Frescura

Frescura
Pero el ruido del mar no se comprende, / se desploma continuamente, insiste / una y otra vez, con un cansancio / con una voz borrosa y desganada.... [Circe Maia, 1932]

jueves

Fuga per canon





Se me desviaba todo el tiempo la mirada. Se iba por otros caminos. Lejanos, más tranquilos. No había cartel que la guiara, estaba loca y voluntariamente perdida.



Al costado de la ruta, se despojó de sus pestañas mojadas y de un par de cejas descartables que ya no le servían. Mi mirada buscaba algo más genuino. Detestaba  que sus cejas bailaran al compás de gestos artificiales.


Se me iba, nomás. Viraba sin rumbo. Chispiante y pícara, maquinando alguna travesura lejos de la humanidad. Era sin duda, una mirada audaz, dispuesta a embarazarse de alambres camperos y animales vacíos de reflejos. Ávida de dormir en las banquinas contando estrellas, rezándole a la luna, quería llenarse de campo. Rumiar sus yuyos y respirar esa mezcla de bichos, rocío y viento del sur.


Un motel la entretuvo una tarde. Sin buscarlo, se encontró esforzándose para ver entre unas persianas apolilladas. Dos cuerpos transpirados quedaron tatuados en su retina. Huérfana de ojos, mi mirada parpadeó –o hizo las veces de, puesto que sus párpados fueron abandonados en una estación de servicio en ruinas. Iluminados a rayas, los cuerpos, que eran miles y uno a la vez, emanaban un intenso aroma a canela, tabaco y piel.

Sus movimientos trazaban una partitura entre las sábanas, una melodía que punteada con una guitarra sonaría parecido a un himno indígena. Así lo sintió mi mirada, que cautiva y obnubilada miraba el acto como si fuera una ceremonia sagrada. Nunca había visto tanta pasión, tanta vida. Ella también tenía un rol asignado, ya no se sentía afuera, la fuerza de ese par de humanos poseídos la había cooptado.


Quiso fumar, pero recordó con pena que había huido del rostro que poseía boca.

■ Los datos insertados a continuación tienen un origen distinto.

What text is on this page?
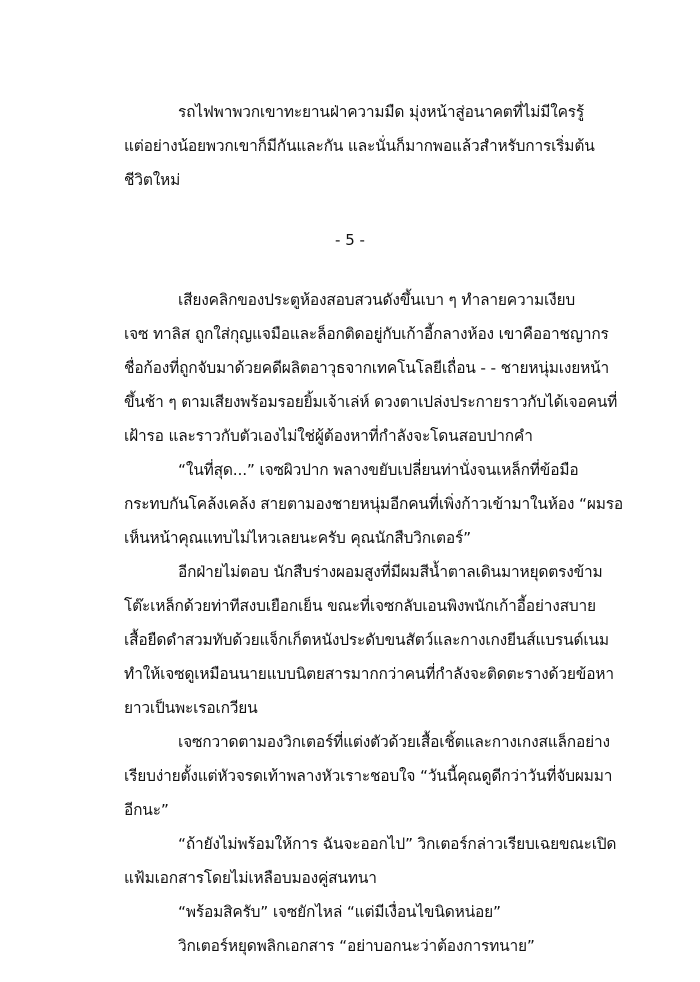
รถไฟพาพวกเขาทะยานฝ่าความมืด มุ่งหน้าสู่อนาคตที่ไม่มีใครรู้
แต่อย่างน้อยพวกเขาก็มีกันและกัน และนั่นก็มากพอแล้วสำหรับการเริ่มต้น
ชีวิตใหม่
- 5 -
เสียงคลิกของประตูห้องสอบสวนดังขึ้นเบา ๆ ทำลายความเงียบ
เจซ ทาลิส ถูกใส่กุญแจมือและล็อกติดอยู่กับเก้าอี้กลางห้อง เขาคืออาชญากร
ชื่อก้องที่ถูกจับมาด้วยคดีผลิตอาวุธจากเทคโนโลยีเถื่อน - - ชายหนุ่มเงยหน้า
ขึ้นช้า ๆ ตามเสียงพร้อมรอยยิ้มเจ้าเล่ห์ ดวงตาเปล่งประกายราวกับได้เจอคนที่
เฝ้ารอ และราวกับตัวเองไม่ใช่ผู้ต้องหาที่กำลังจะโดนสอบปากคำ
“ในที่สุด...” เจซผิวปาก พลางขยับเปลี่ยนท่านั่งจนเหล็กที่ข้อมือ
กระทบกันโคล้งเคล้ง สายตามองชายหนุ่มอีกคนที่เพิ่งก้าวเข้ามาในห้อง “ผมรอ
เห็นหน้าคุณแทบไม่ไหวเลยนะครับ คุณนักสืบวิกเตอร์”
อีกฝ่ายไม่ตอบ นักสืบร่างผอมสูงที่มีผมสีน้ำตาลเดินมาหยุดตรงข้าม
โต๊ะเหล็กด้วยท่าทีสงบเยือกเย็น ขณะที่เจซกลับเอนพิงพนักเก้าอี้อย่างสบาย
เสื้อยืดดำสวมทับด้วยแจ็กเก็ตหนังประดับขนสัตว์และกางเกงยีนส์แบรนด์เนม
ทำให้เจซดูเหมือนนายแบบนิตยสารมากกว่าคนที่กำลังจะติดตะรางด้วยข้อหา
ยาวเป็นพะเรอเกวียน
เจซกวาดตามองวิกเตอร์ที่แต่งตัวด้วยเสื้อเชิ้ตและกางเกงสแล็กอย่าง
เรียบง่ายตั้งแต่หัวจรดเท้าพลางหัวเราะชอบใจ “วันนี้คุณดูดีกว่าวันที่จับผมมา
อีกนะ”
“ถ้ายังไม่พร้อมให้การ ฉันจะออกไป” วิกเตอร์กล่าวเรียบเฉยขณะเปิด
แฟ้มเอกสารโดยไม่เหลือบมองคู่สนทนา
“พร้อมสิครับ” เจซยักไหล่ “แต่มีเงื่อนไขนิดหน่อย”
วิกเตอร์หยุดพลิกเอกสาร “อย่าบอกนะว่าต้องการทนาย”
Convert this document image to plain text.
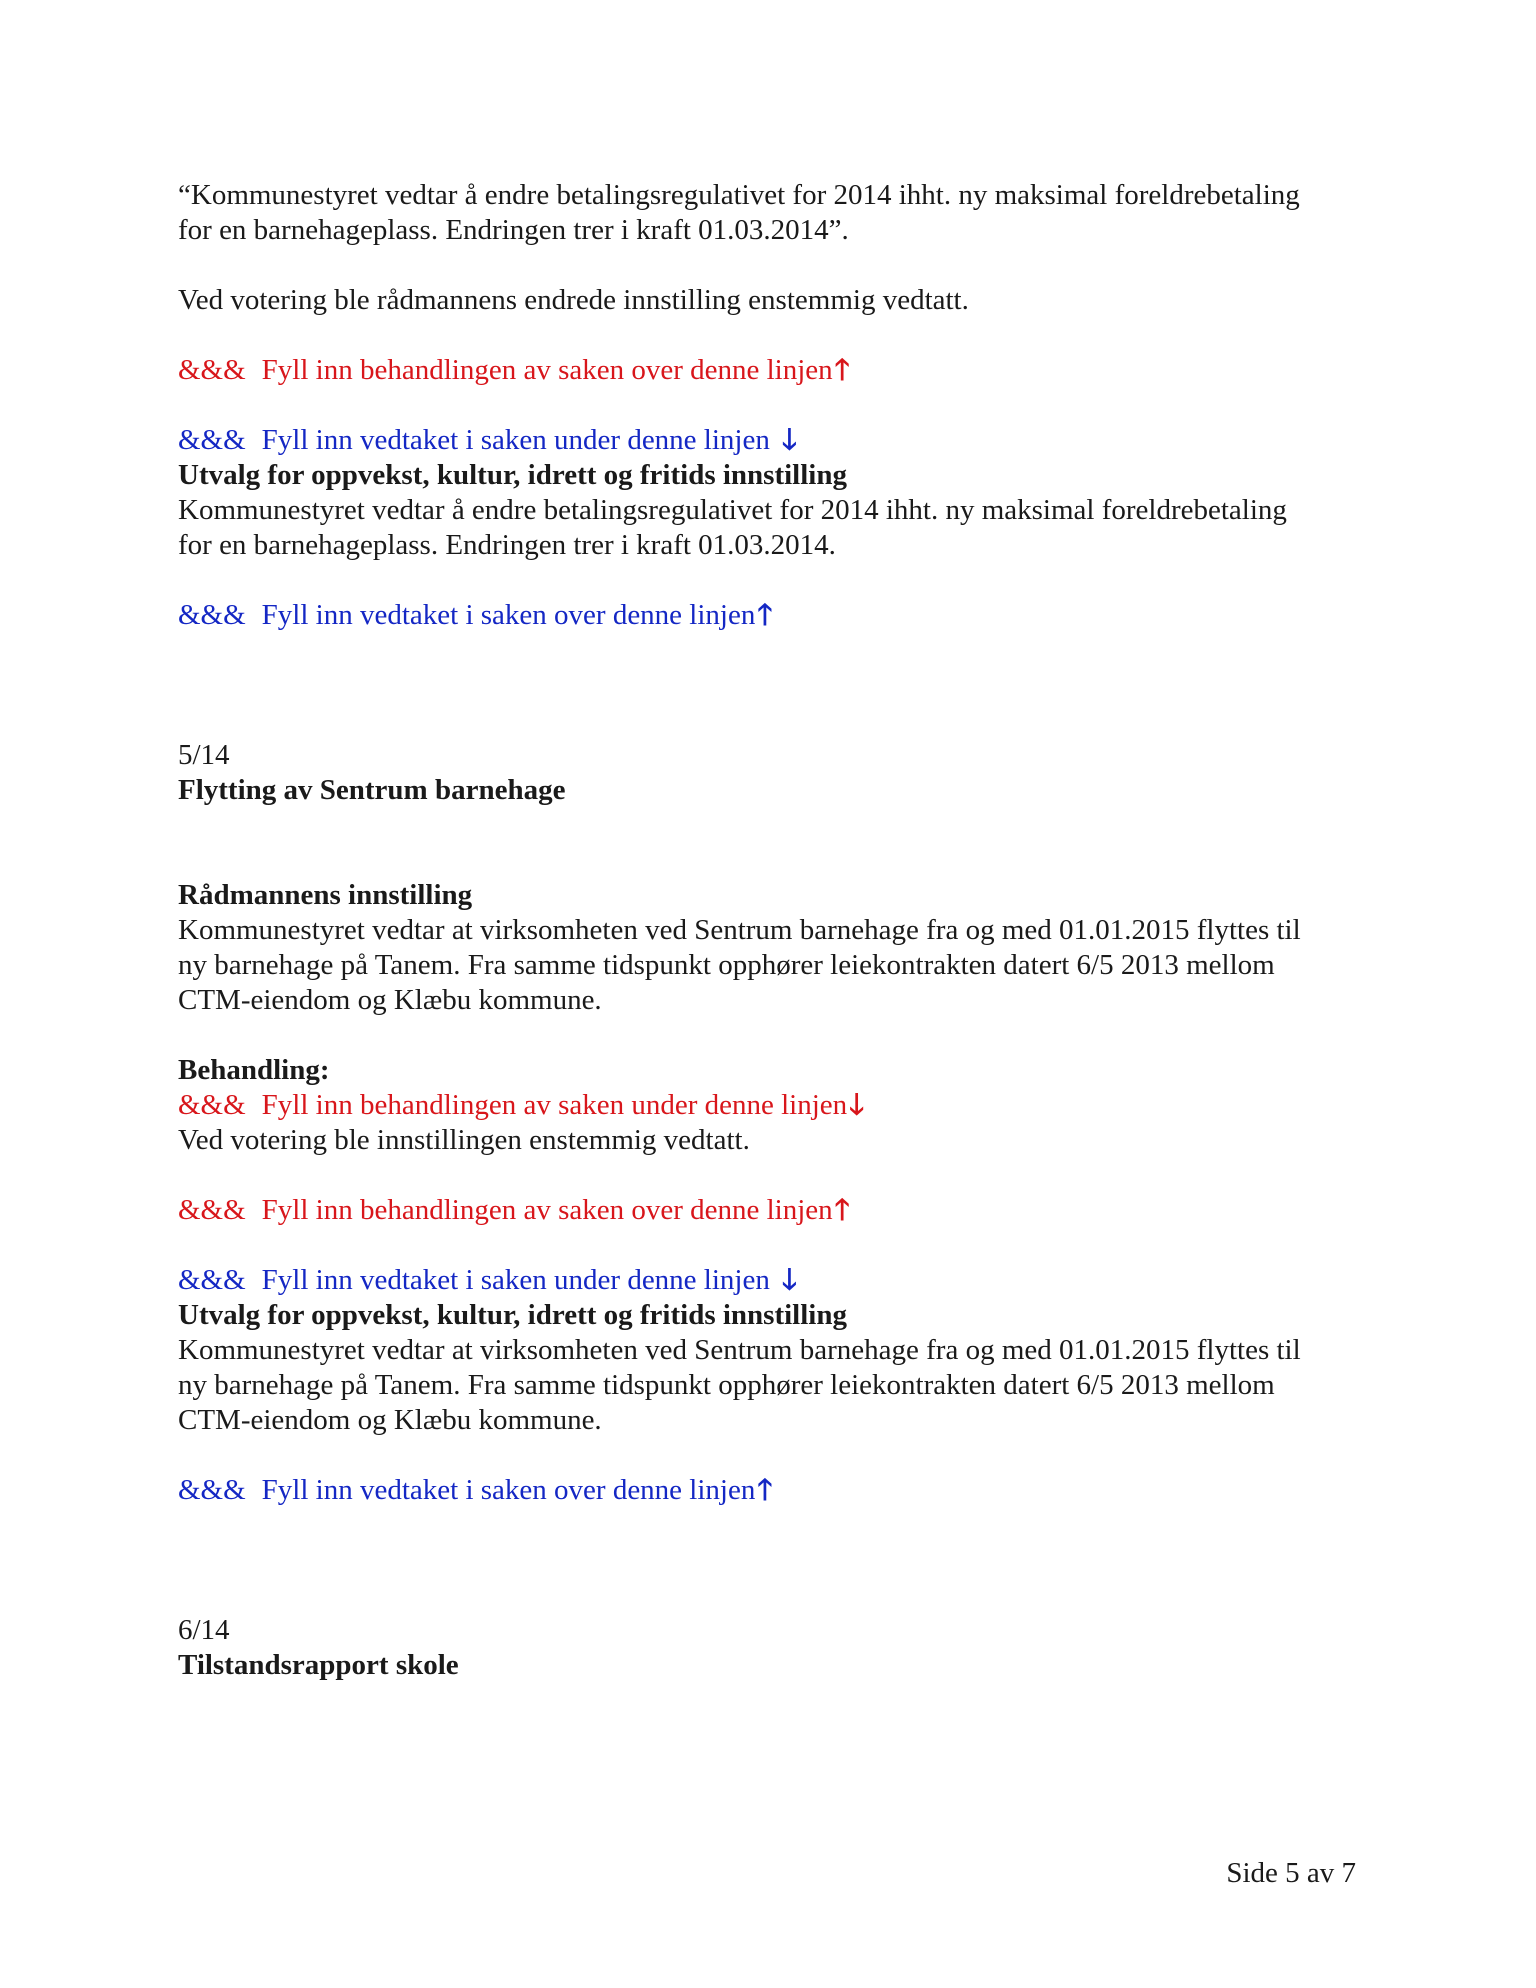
“Kommunestyret vedtar å endre betalingsregulativet for 2014 ihht. ny maksimal foreldrebetaling

for en barnehageplass. Endringen trer i kraft 01.03.2014”.

Ved votering ble rådmannens endrede innstilling enstemmig vedtatt.

&&& Fyll inn behandlingen av saken over denne linjen🡑

&&& Fyll inn vedtaket i saken under denne linjen 🡓

Utvalg for oppvekst, kultur, idrett og fritids innstilling

Kommunestyret vedtar å endre betalingsregulativet for 2014 ihht. ny maksimal foreldrebetaling

for en barnehageplass. Endringen trer i kraft 01.03.2014.

&&& Fyll inn vedtaket i saken over denne linjen🡑

5/14

Flytting av Sentrum barnehage

Rådmannens innstilling

Kommunestyret vedtar at virksomheten ved Sentrum barnehage fra og med 01.01.2015 flyttes til

ny barnehage på Tanem. Fra samme tidspunkt opphører leiekontrakten datert 6/5 2013 mellom

CTM-eiendom og Klæbu kommune.

Behandling:

&&& Fyll inn behandlingen av saken under denne linjen🡓

Ved votering ble innstillingen enstemmig vedtatt.

&&& Fyll inn behandlingen av saken over denne linjen🡑

&&& Fyll inn vedtaket i saken under denne linjen 🡓

Utvalg for oppvekst, kultur, idrett og fritids innstilling

Kommunestyret vedtar at virksomheten ved Sentrum barnehage fra og med 01.01.2015 flyttes til

ny barnehage på Tanem. Fra samme tidspunkt opphører leiekontrakten datert 6/5 2013 mellom

CTM-eiendom og Klæbu kommune.

&&& Fyll inn vedtaket i saken over denne linjen🡑

6/14

Tilstandsrapport skole

Side 5 av 7
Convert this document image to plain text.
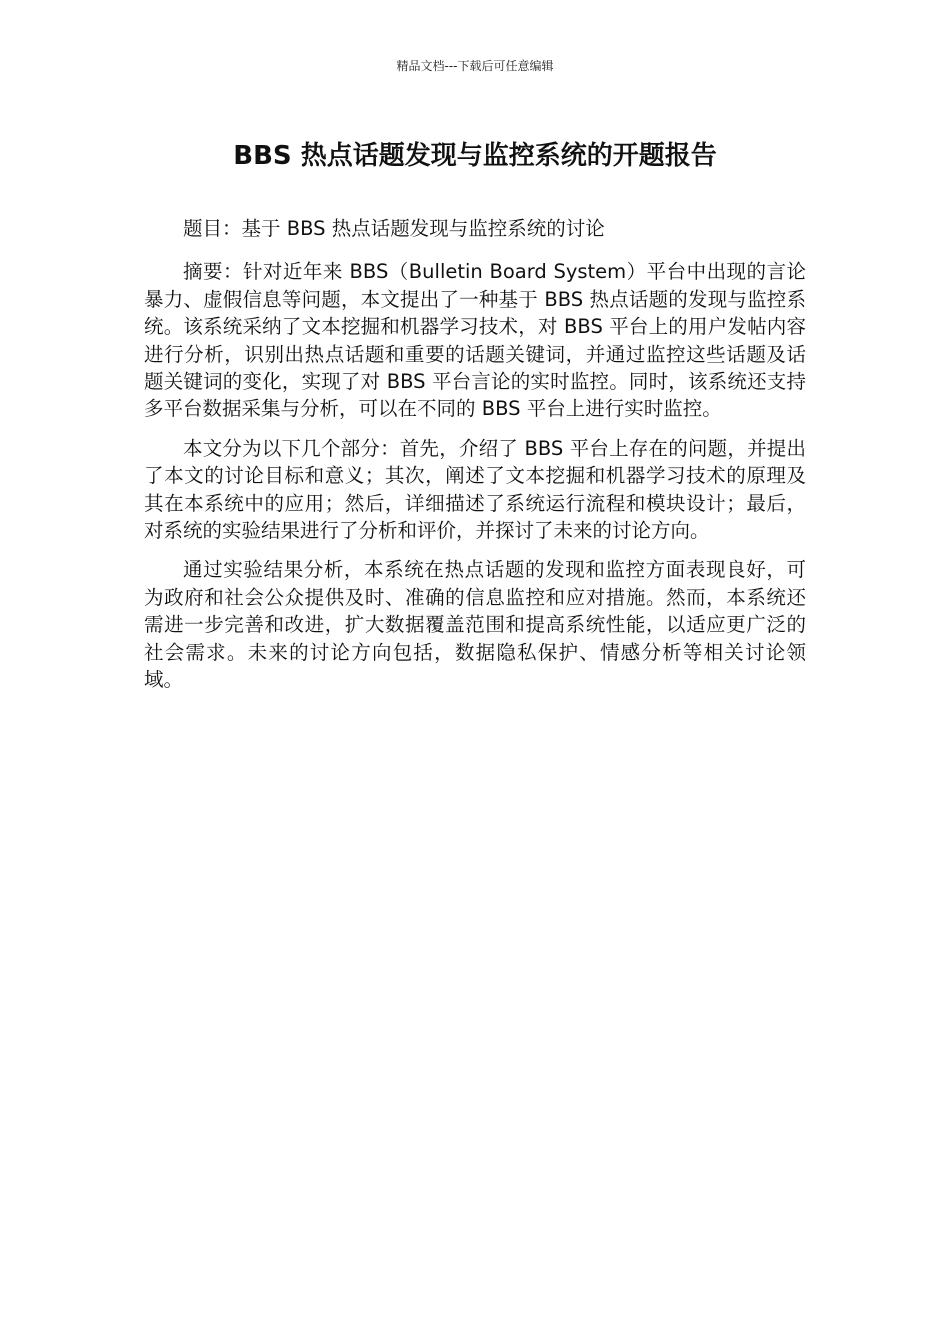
精品文档---下载后可任意编辑
BBS 热点话题发现与监控系统的开题报告

题目：基于 BBS 热点话题发现与监控系统的讨论

摘要：针对近年来 BBS（Bulletin Board System）平台中出现的言论暴力、虚假信息等问题，本文提出了一种基于 BBS 热点话题的发现与监控系统。该系统采纳了文本挖掘和机器学习技术，对 BBS 平台上的用户发帖内容进行分析，识别出热点话题和重要的话题关键词，并通过监控这些话题及话题关键词的变化，实现了对 BBS 平台言论的实时监控。同时，该系统还支持多平台数据采集与分析，可以在不同的 BBS 平台上进行实时监控。

本文分为以下几个部分：首先，介绍了 BBS 平台上存在的问题，并提出了本文的讨论目标和意义；其次，阐述了文本挖掘和机器学习技术的原理及其在本系统中的应用；然后，详细描述了系统运行流程和模块设计；最后，对系统的实验结果进行了分析和评价，并探讨了未来的讨论方向。

通过实验结果分析，本系统在热点话题的发现和监控方面表现良好，可为政府和社会公众提供及时、准确的信息监控和应对措施。然而，本系统还需进一步完善和改进，扩大数据覆盖范围和提高系统性能，以适应更广泛的社会需求。未来的讨论方向包括，数据隐私保护、情感分析等相关讨论领域。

Esos labios a los que había recriminado recibir ingenuamente tragos amargos y escupir insultos, serían los únicos capaces de pitar y apaciguar sus ganas. Se alejó pensativa, como diluyéndose entre las manchas de luz que esquivan el anochecer. Tal vez, ya era hora de volver. Ése había sido el bautismo predestinado. Esa crudeza había sacudido su mirar anestesiado y ahora intuía de qué se trataba el mundo. La vuelta por el camino, que ahora era otro, fue amasando una nostalgia que mis ojos siguen destilando hasta hoy.